Michael Kamien, left, Howard Nightingale and Rossette Rutman Abrams are children of Shoah survivors who settled in London, Ont.

London, Ont., residents Gloria Gilbert and Judy Silver want to expand the traditional understanding of the term Holocaust survivor.

The two are co-chairs of the London Jewish Federation’s London Yiskor Project, a comprehensive electronic database that tracks current and former Jewish residents of London who either survived the Holocaust themselves or have family members who did.

The project was first launched in the early 1980s by Lois Weiner Lowe, a Montreal woman who moved to London with her husband Danny Lowe, but passed away after a long illness in 1985, as a way to link London Jews to relatives murdered in the Shoah.

After Danny Lowe died unexpectedly in 1990, the project lay dormant for a number of years before Gilbert and Silver revived it in 2013.

In addition to modernizing and streamlining the database, and posting it online, they’ve also broadened their criteria to include families beyond those considered to be “direct survivor families.”

This means that any Londoner, including anyone born in the southwestern Ontario city who has since moved elsewhere, with any familial tie to the Shoah – even if the person who survived is a more distant family member and not a parent or grandparent – is eligible to be put into the database.

The names entered are then sent to Yad Vashem for “a permanent record in Israel,” Gilbert said.


“We tend to think of survivor [families] as people who were in the Holocaust or whose parents were in the Holocaust… but many people have aunts, uncles, cousins, etc., who they might have had no recollection of, but who survived,” Gilbert said.

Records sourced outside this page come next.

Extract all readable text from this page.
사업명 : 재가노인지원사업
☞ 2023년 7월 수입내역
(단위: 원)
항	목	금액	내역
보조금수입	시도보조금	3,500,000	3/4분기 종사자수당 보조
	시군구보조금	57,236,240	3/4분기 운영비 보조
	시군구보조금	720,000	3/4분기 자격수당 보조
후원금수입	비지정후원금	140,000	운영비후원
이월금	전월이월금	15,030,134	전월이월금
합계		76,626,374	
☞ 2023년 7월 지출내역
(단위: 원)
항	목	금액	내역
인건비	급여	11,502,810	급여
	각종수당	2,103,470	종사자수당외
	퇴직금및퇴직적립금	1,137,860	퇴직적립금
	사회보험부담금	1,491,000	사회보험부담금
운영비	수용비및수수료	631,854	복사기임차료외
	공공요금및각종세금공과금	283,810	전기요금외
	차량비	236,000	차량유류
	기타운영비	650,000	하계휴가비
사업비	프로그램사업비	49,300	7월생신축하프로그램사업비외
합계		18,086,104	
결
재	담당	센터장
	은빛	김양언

The idea behind the project, and behind the enlarged criteria, is “to suggest that the Holocaust is not just something that happened to someone else… to make that linkage a little closer, so that young people in London and people through the generations don’t dismiss it as something that didn’t happen to them,” Gilbert explained.

All participants are sent a two-page document to fill out that asks for details about their immediate family, their current or former ties to London and all known information about the relative who survived the Holocaust.

Gilbert said they are actively looking for more people to contribute to the database and that the findings will eventually be made available through the website of the London Jewish Federation.

At this point, several hundred names have been added to the revamped database by about 100 families, but Gilbert said the project is “far from complete.”

She noted that while a number of Holocaust survivors moved to London in the 1950s and ’60s and brought up their children in the city, “the next generation has largely moved to Toronto and other places.”

The Yiskor Project is an important educational tool for Jewish families in London, and primarily for children, Gilbert stressed, adding that it’s a way of ensuring that young Jews from the community, which currently numbers about 3,000 Jews (or 450 families), retain a sense of personal connection to the atrocities of the Shoah.

“We’re trying to show that this is something that affects all of us [in the Jewish community]. For many, if it wasn’t for that one aunt or whoever that escaped [by coming to Canada], the family wouldn’t have continued on,” Gilbert said.

Gilbert, who moved to London from Montreal with her husband in 1972, said her own parents, who immigrated to Canada from Romania and Russia, were not directly involved in the Holocaust, however, “from a Jewish standpoint, I think we’re all survivors… We’re lucky to have had parents [or other relatives] come over from Europe at a certain time… We’re lucky to be where we are, and we must maintain that link to the Holocaust.”